Ricochet1a
Well-Known Member
You didn't answer my question. What's the national average per PSA? 15 an hour is also low. Unless you are only considering what a contractor takes as a salary and not what they pay themselves in dividends.
Are you factoring in effective tax rate? How much in taxes are ups and express drivers paying? I bet you it's a whole lot more than a contractor... Since we are going on national average that is.
Where did you pull "below 10 an hour to 15" from?
It is what the people actually driving the trucks make. What the contractors make is absolutely irrelevant. Does what an Express manager or UPS manager make have any relevance on what the drivers of the vehicles actually make?

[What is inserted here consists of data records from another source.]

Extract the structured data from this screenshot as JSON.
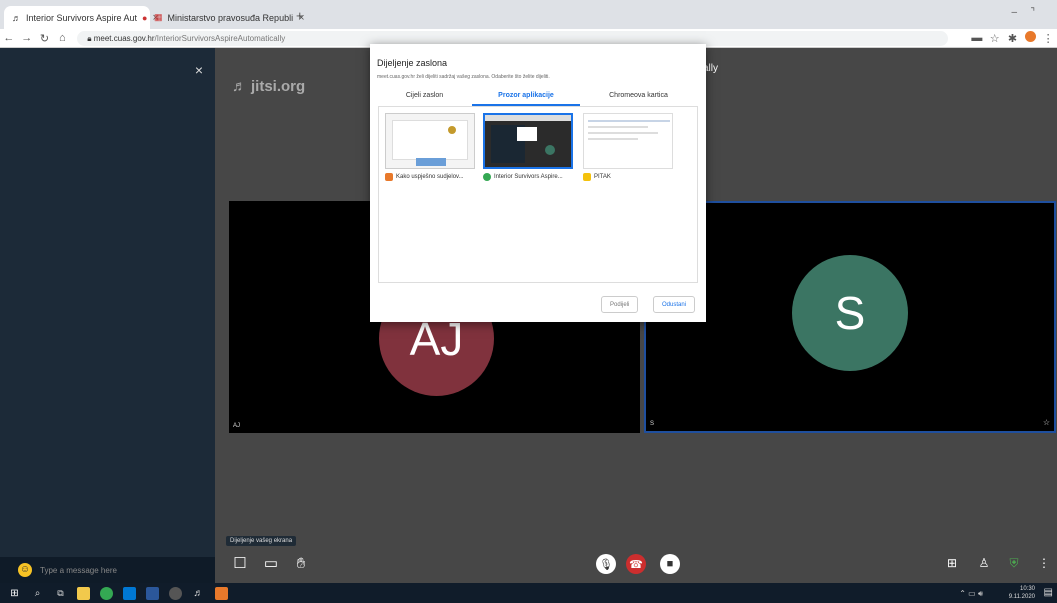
{
  "browser": {
    "tabs": [
      {
        "label": "Interior Survivors Aspire Aut",
        "active": true
      },
      {
        "label": "Ministarstvo pravosuđa Republi",
        "active": false
      }
    ],
    "new_tab": "+",
    "url_host": "meet.cuas.gov.hr",
    "url_path": "/InteriorSurvivorsAspireAutomatically"
  },
  "chat": {
    "close": "×",
    "input_placeholder": "Type a message here"
  },
  "meeting": {
    "logo": "jitsi.org",
    "top_name_fragment": "ally",
    "participants": [
      {
        "initials": "AJ",
        "label": "AJ",
        "color": "#80323d"
      },
      {
        "initials": "S",
        "label": "S",
        "color": "#3b7563"
      }
    ],
    "toolbar_tooltip": "Dijeljenje vašeg ekrana"
  },
  "share_dialog": {
    "title": "Dijeljenje zaslona",
    "subtitle": "meet.cuas.gov.hr želi dijeliti sadržaj vašeg zaslona. Odaberite što želite dijeliti.",
    "tabs": [
      {
        "label": "Cijeli zaslon",
        "active": false
      },
      {
        "label": "Prozor aplikacije",
        "active": true
      },
      {
        "label": "Chromeova kartica",
        "active": false
      }
    ],
    "windows": [
      {
        "label": "Kako uspješno sudjelov...",
        "icon_color": "#e8792b"
      },
      {
        "label": "Interior Survivors Aspire...",
        "icon_color": "#34a853"
      },
      {
        "label": "PITAK",
        "icon_color": "#f4c20d"
      }
    ],
    "share_button": "Podijeli",
    "cancel_button": "Odustani"
  },
  "taskbar": {
    "time": "10:30",
    "date": "9.11.2020"
  }
}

Since Ground and Express operate differently, you CANNOT look at what FedEx pays the contractor then divide that up by number of drivers actually working. The comparison is actual driver compensation across the industry. It would be faulty to take the total wage cost to an Express station (including mangers and mechanics), divide that by number of Couriers (controlled for full/part time status) then come up with a figure of compensation per Courier hour worked.
For Ground, look at what the "helpers" are paid, NOT route owners under the IC model. Helpers aren't paid dividends - in most cases they are paid a salary and that is it. Express Couriers don't "own" their route (neither do UPS drivers) so attempting to include "dividends" (excess earnings) from a corporation as part of the compensation is a faulty comparison between companies. If Express Couriers "owned" their routes, they'd be getting dividends too from excess earnings.